Dane's father was a carpenter, a trade which had been common in his family for generations. In fact, his ancestors had been among the chief builders of Triscot, when it was founded in 771. Dane's mother was a spirit-talker and storyteller, who often entertained her children, as well as friends and parishioners, with stories from other worlds such as Earth, which she'd heard from spirits. Anastasia died in 893, when Dane was 14 and his sister was 8. Will died in 899, when Dane was 20 and his sister was 14.
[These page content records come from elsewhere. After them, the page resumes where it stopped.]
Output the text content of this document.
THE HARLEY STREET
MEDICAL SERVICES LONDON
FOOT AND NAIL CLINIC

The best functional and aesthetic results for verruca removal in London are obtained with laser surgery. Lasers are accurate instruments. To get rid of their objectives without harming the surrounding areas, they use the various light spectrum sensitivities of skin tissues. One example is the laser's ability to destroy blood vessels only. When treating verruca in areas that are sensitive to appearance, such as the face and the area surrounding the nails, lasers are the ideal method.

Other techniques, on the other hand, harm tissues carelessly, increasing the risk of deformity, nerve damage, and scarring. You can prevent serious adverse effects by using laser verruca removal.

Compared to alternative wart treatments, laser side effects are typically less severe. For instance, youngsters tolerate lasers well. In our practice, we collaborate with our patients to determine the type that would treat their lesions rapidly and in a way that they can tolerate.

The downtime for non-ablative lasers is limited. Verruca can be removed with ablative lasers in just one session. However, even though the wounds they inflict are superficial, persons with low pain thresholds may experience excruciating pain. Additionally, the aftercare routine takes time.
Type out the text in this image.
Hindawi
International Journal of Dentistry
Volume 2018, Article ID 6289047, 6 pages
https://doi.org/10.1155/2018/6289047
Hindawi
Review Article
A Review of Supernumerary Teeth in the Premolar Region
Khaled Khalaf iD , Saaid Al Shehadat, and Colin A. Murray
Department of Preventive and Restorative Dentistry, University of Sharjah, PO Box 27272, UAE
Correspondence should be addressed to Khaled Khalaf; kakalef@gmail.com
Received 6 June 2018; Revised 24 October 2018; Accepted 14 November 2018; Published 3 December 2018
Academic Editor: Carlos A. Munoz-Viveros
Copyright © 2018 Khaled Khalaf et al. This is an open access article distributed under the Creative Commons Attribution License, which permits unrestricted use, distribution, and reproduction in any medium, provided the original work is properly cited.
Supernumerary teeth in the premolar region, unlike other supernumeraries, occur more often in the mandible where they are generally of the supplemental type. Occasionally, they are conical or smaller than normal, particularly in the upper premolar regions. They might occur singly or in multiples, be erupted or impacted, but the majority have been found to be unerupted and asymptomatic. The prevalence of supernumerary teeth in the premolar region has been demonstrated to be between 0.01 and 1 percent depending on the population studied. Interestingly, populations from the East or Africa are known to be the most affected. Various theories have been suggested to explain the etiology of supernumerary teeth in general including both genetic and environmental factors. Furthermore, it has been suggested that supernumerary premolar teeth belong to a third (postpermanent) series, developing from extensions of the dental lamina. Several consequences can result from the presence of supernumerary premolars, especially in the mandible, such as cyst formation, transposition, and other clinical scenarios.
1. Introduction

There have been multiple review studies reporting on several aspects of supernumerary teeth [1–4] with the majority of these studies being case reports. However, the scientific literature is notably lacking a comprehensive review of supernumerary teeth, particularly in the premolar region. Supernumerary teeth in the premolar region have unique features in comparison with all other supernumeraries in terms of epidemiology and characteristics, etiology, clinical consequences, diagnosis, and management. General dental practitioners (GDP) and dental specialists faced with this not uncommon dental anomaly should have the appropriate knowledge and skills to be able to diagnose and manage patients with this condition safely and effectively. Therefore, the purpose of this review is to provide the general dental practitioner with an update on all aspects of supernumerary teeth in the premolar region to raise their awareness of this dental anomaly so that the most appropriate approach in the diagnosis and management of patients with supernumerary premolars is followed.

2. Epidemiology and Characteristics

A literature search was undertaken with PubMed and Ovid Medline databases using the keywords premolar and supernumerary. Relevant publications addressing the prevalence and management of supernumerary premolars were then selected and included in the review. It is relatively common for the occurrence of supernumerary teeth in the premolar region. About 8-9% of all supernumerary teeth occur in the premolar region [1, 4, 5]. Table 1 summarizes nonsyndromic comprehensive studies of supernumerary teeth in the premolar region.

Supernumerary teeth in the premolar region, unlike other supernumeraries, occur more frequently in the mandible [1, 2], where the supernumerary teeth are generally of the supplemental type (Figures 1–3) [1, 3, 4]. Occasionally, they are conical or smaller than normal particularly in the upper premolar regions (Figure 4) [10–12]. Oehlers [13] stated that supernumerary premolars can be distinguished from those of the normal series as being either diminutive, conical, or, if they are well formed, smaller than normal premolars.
It was shortly after Dane and Zola's father died that Dane opened a diner, which he called simply "Dane's Diner" (and most customers even more simply refer to it as "Dane's," owing perhaps to the sign on the roof, directly above the front door, which reads "Eat at Dane's"). He had been saving as much as he could of what little money he'd inherited from his mother six years earlier, as well as money he'd earned over the last few years doing odd jobs around town, including sometimes helping his father on construction jobs. He added to his savings with his inheritance from his father in 899, and used almost all his savings to open his diner. The establishment soon became popular with many of Triscot's lower and middle class citizens (though such terms wouldn't exist for a few more years yet), and even attracted a few upper class citizens (Darius Lonewander is known to have frequented the diner in his youth). For two years, it was just Dane and Zola working in the diner, as they made enough money to support themselves, but not to hire any employees. However, when Zola turned 16 in 901, she moved to Jump Village, pursuing various artistic jobs (such as singer, actress, storyteller, writer, as well as making and selling various handicrafts). When she left, Dane hired an assistant named Nero. The two of them would share all the cooking, cleaning, serving, and other duties, just as Dane and Zola had always done. In the years since then, business has steadily improved, so that now Dane employs Nero as a full-time cook, as well as employing a part-time dish washer and a couple of servers. However, Dane himself still engages in all of the duties, when necessary.
In 905 (the year after the surname law was passed), Dane visited his sister, prior to the census-takers arriving in Jump Village, so that the two of them could choose a surname they could both use. Dane had been giving this some thought over the preceding months, but he hadn't come up with much that he liked. He was leaning toward "Willson," which was the idea he'd had which he disliked the least. Though he wasn't sure it would even be available, as he figured there were likely other people out there whose fathers' name was Will, and might choose that before the census-takers got to him. When Zola heard this idea, she said it wasn't fair to add "son" to their father's name anyway, since the masculine term didn't apply to her. So Dane suggested Willschild, but they both thought that sounded silly. Moreover, Zola found the whole idea of naming themselves after their father to be unfair to their mother. Dane had always been closer to their father than Zola had been, while Zola had been closer to their mother. (Though they did both love both of their parents.) So, Dane suggested WillandAnaschild, though that sounded much sillier than Willschild. The two of them tried to think of something they might have in common, but they'd always had very different personalities and interests, and certainly their chosen careers were quite different. (This led them to briefly consider taking the name "Clash.") They had both enjoyed their mother's stories, but they couldn't agree on a favorite, so they soon gave up on choosing a name based on that. After considering any number of possible names based on any number of things, they finally realized the one thing the whole family had always enjoyed doing together was attending fairs, and particularly watching fairball games. So, they considered the name "Fairball;" though they weren't entirely happy with the name, at least it didn't cause an argument between them. However, when the census-takers finally showed up, they learned that the name was taken by a clan from Ship, apparently by descendants of the original creators of the sport in 566. Dane and Zola both agreed that that clan deserved the name more than they did. So, with little time to think up an alternative, they went back to the "child" idea, and mashed it up with "Fairball" to make the name "Fairchild" (which, luckily, had not been taken by anyone else).